Dlaczego filipińska ulica kolejny raz obaliła swego prezydenta?

Czy Estrada jest winny korupcji i nepotyzmu? Zapewne tak - ale na razie mu tego nie udowodniono. Czy był złym prezydentem? Owszem - lecz demokracja każe polityków oceniać podczas wyborów. Tymczasem i tym razem wyrok na prezydenta wydała ulica - przez te 15 lat niewiele się na Filipinach zmieniło - pisze Robert Stefanicki

Dlaczego filipińska ulica kolejny raz obaliła swego prezydenta?

Czy Estrada jest winny korupcji i nepotyzmu? Zapewne tak - ale na razie mu tego nie udowodniono. Czy był złym prezydentem? Owszem - lecz demokracja każe polityków oceniać podczas wyborów. Tymczasem i tym razem wyrok na prezydenta wydała ulica - przez te 15 lat niewiele się na Filipinach zmieniło - pisze Robert Stefanicki

Proces Josepha "Erapa" Estrady, kiczowatego aktora i nieudanego prezydenta Filipin, miał w sobie coś z opery mydlanej. Weźmy teatralne czy może raczej telewizyjne publiczne przesłuchania przed senackim "komitetem błękitnej wstęgi". Pomyślmy o przedstawianiu zarzutów bez prawniczego przygotowania do oceny politykom. O oskarżycielach zgłaszających nowych świadków i nowe dowody niemal w każdym dniu procesu, miast przygotować je przed jego rozpoczęciem. I wreszcie to całkowicie polityczne głosowanie w Senacie, gdzie zwolennicy Estrady przewagą jednego głosu nie dopuszczają do zbadania dokumentów świadczących o istnieniu "lewych" kont prezydenta.

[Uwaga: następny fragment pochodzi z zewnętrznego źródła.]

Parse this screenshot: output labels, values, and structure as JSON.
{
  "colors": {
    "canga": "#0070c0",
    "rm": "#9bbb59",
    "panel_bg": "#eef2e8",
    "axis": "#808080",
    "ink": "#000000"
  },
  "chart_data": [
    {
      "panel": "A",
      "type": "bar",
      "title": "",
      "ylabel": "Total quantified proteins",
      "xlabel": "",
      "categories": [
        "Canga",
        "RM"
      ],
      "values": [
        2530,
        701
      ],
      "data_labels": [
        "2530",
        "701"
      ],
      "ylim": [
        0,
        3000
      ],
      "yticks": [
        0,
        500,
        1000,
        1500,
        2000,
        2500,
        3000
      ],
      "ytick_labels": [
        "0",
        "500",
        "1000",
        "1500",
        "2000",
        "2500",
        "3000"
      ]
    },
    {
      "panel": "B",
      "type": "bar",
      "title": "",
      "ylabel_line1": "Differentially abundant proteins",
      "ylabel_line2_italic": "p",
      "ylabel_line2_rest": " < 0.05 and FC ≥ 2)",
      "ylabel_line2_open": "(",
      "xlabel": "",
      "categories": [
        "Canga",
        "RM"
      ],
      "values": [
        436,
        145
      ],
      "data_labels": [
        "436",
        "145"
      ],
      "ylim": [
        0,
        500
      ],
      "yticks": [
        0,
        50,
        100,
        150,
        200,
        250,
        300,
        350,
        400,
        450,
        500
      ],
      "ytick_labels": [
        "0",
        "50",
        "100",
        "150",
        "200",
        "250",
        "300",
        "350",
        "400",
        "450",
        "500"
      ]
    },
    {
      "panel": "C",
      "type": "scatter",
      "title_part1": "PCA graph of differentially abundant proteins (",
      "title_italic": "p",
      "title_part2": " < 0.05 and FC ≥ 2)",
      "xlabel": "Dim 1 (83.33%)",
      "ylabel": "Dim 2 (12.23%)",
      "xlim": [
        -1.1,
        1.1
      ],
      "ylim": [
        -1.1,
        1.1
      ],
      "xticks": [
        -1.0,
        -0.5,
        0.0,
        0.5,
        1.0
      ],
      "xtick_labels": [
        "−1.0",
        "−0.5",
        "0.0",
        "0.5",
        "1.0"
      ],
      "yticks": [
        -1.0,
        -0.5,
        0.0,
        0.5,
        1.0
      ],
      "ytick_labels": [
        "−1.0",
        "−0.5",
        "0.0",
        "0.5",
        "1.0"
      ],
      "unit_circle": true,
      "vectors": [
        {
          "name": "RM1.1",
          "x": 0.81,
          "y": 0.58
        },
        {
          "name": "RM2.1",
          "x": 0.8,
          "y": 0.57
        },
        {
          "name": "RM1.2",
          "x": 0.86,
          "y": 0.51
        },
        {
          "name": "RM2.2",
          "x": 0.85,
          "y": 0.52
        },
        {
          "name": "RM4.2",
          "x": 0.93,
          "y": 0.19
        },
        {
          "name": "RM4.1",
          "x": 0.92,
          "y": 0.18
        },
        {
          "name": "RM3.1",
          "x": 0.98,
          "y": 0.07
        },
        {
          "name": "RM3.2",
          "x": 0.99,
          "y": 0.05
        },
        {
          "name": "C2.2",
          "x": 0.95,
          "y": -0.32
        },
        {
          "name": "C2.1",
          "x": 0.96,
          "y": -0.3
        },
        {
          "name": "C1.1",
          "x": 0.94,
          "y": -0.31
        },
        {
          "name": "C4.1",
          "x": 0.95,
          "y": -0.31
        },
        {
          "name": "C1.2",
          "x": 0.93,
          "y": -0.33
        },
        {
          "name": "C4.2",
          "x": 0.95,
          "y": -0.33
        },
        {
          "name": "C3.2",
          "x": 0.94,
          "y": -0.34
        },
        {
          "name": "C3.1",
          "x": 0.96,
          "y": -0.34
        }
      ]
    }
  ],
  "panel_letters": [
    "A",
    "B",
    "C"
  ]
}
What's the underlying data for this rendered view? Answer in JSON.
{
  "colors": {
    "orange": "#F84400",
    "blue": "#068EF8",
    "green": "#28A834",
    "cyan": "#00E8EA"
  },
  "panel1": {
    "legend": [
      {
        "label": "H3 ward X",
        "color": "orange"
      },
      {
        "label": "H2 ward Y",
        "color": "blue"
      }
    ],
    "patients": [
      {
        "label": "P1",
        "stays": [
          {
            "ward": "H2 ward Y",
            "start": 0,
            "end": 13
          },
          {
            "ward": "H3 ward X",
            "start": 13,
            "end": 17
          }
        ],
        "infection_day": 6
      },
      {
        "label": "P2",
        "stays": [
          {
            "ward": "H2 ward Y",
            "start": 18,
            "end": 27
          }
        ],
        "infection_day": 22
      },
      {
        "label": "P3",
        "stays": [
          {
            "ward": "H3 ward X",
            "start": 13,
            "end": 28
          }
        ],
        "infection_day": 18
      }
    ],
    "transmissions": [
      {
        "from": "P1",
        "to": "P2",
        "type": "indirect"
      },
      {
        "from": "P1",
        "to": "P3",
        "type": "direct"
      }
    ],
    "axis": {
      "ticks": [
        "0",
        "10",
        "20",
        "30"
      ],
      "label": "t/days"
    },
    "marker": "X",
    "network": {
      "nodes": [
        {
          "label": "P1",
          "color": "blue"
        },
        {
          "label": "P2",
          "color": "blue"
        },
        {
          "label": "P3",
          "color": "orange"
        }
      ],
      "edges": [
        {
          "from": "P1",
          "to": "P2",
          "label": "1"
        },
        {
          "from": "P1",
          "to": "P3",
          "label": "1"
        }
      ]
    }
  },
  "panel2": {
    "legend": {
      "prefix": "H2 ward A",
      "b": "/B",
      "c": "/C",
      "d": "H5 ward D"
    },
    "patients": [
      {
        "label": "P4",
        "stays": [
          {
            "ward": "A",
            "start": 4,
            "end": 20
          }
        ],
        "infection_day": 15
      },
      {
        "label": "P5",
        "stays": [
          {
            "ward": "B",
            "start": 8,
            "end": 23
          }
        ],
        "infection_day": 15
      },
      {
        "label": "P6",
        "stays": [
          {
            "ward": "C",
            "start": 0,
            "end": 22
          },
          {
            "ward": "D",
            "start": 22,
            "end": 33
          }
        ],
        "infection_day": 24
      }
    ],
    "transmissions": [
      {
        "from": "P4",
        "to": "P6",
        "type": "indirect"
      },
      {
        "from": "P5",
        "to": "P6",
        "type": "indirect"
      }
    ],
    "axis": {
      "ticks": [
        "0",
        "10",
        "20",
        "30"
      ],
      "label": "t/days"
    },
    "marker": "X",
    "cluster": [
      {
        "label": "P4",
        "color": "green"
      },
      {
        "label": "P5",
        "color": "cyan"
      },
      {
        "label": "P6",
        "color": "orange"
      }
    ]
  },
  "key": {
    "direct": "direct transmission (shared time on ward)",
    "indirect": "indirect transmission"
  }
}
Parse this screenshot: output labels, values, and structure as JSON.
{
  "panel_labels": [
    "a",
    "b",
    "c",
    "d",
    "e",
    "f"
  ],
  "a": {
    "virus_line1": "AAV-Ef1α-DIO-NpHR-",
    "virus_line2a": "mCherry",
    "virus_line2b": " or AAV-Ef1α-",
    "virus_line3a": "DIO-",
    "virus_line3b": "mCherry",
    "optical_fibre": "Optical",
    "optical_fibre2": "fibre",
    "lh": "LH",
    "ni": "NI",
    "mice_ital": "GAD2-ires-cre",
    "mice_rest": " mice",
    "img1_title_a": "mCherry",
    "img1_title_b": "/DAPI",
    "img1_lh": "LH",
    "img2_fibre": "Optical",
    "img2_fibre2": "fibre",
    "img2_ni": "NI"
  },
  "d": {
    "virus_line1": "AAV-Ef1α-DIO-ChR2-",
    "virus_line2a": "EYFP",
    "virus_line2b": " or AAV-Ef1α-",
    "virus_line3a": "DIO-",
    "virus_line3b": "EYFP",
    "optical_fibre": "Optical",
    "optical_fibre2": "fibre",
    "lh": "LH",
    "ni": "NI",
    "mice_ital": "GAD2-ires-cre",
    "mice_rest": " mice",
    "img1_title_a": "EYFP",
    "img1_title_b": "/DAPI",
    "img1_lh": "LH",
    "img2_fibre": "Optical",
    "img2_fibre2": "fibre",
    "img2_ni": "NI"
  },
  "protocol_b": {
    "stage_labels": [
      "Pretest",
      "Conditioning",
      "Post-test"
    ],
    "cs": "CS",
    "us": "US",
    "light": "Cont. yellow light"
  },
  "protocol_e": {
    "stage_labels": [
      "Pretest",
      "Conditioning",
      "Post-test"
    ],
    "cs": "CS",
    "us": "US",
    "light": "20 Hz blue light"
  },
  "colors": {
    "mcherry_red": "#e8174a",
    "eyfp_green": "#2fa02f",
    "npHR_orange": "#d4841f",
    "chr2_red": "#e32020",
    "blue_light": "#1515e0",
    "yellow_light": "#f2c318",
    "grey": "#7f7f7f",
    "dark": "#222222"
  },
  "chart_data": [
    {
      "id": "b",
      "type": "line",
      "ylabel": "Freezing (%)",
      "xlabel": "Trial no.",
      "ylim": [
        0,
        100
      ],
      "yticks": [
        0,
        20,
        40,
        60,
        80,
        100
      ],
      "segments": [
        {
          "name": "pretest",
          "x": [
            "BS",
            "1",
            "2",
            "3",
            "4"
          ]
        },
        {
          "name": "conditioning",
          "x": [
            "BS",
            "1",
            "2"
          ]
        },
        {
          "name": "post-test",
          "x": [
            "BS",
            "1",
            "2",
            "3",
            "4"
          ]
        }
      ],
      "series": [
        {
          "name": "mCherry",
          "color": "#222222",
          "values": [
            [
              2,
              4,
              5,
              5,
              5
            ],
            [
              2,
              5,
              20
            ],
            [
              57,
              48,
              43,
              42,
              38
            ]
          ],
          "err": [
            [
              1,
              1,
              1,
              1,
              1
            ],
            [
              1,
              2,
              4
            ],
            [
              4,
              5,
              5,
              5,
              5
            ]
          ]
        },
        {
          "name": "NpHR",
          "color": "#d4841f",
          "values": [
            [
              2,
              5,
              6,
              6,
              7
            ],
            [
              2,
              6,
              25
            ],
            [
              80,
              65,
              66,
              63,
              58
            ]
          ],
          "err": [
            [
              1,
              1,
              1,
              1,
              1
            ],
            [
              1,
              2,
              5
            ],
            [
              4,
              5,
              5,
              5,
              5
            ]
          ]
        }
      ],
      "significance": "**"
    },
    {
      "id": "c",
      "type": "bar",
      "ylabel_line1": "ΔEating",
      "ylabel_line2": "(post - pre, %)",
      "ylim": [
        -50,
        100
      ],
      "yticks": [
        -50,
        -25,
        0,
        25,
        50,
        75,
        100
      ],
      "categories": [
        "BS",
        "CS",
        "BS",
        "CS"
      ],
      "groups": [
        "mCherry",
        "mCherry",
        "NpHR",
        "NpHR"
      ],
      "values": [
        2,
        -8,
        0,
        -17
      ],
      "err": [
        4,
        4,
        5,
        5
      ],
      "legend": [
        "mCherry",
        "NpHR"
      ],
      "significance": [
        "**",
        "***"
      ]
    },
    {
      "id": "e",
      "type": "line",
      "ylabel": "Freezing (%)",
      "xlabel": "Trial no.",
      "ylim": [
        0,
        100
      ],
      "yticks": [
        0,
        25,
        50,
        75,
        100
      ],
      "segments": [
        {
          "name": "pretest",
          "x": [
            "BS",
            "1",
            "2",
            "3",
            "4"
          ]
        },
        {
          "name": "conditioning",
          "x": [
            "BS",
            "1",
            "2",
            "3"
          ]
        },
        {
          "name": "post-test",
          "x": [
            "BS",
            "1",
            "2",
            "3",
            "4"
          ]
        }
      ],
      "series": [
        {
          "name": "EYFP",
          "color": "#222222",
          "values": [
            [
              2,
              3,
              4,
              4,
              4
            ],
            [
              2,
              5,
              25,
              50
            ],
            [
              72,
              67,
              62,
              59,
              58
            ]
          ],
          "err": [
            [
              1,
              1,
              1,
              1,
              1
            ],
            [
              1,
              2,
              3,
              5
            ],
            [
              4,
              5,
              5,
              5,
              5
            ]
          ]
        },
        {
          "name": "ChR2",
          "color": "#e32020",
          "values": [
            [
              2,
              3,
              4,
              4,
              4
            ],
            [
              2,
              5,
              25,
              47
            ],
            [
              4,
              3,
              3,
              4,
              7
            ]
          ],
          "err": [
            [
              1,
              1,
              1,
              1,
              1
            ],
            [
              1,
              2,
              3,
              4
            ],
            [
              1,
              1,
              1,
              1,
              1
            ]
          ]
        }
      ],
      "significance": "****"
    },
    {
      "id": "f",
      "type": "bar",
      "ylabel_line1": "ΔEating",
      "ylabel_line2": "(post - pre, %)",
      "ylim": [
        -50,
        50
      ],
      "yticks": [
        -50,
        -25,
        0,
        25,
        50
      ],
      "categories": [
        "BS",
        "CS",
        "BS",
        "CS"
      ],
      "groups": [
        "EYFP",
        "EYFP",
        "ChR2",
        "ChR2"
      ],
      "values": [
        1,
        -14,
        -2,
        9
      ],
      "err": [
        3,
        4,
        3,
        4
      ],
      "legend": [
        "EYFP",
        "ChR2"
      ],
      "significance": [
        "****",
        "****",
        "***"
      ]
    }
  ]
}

Joseph Estrada odszedł w sposób niemal identyczny jak 15 lat wcześniej Ferdinand Marcos. Obaj do ostatniej chwili byli pewni swego; przeciwko obu na ulice Manili wyszły setki tysięcy ludzi. Marcos bez skutku błagał o ratunek Amerykanów, "Erap" wydzwaniał po wsparcie do swych filipińskich sojuszników. Czując bliski koniec, obaj zaproponowali szybkie wybory lub podzielenie się władzą z opozycją. Kiedy opuściła ich armia - zrezygnowali. Bez rozlewu krwi.

Złudna analogia. W 1986 roku Filipińczycy obalili dyktatora, który oszustwem i terrorem trzymał się u władzy przez 20 lat. W 2001 roku obalili prezydenta wybranego demokratycznie przez zdecydowaną większość narodu.

Czy Estrada jest winny korupcji i nepotyzmu? Zapewne tak - ale na razie mu tego nie udowodniono. Czy był złym prezydentem? Owszem - lecz demokracja każe polityków oceniać podczas wyborów. Tymczasem i tym razem wyrok na prezydenta wydała ulica - przez te 15 lat niewiele się na Filipinach zmieniło.

Corason Aquino, która stanęła na czele państwa po obaleniu Marcosa, nie wykorzystała euforii narodu do przeprowadzenia fundamentalnych, reform politycznych, musiała za to borykać się z ciągłymi próbami zamachu stanu. Gloria Macapagal-Arroyo jest chyba w lepszej sytuacji - armia nie opuszcza koszar, wyborcy "Erapa" to w większości niezorganizowana biedota, zaś niedawni sojusznicy eksprezydenta pośpiesznie go opuszczają.

Rodzina Marcosów pozostaje bezkarna. Czy dalszy proces Estrady będzie prowadzony przejrzyście, bez podejrzeń o zakulisowe układy, bez pokusy zafundowania ludowi igrzysk? Jeśli tak, to "piękna Gloria" ma szanse utrzymać zaufanie Filipińczyków. Jeśli nie - to po majowych wyborach do parlamentu pani prezydent zamiast wziąć się za reformy, będzie musiała tracić siły na utarczki z opozycyjnym kongresem, zwolennicy Estrady odzyskają siły, zaś biznes dalej będą szerokim łukiem obchodzić Filipiny. Wówczas znów może dojść do kryterium ulicznego. To czwarta władza filipińskiej demokracji.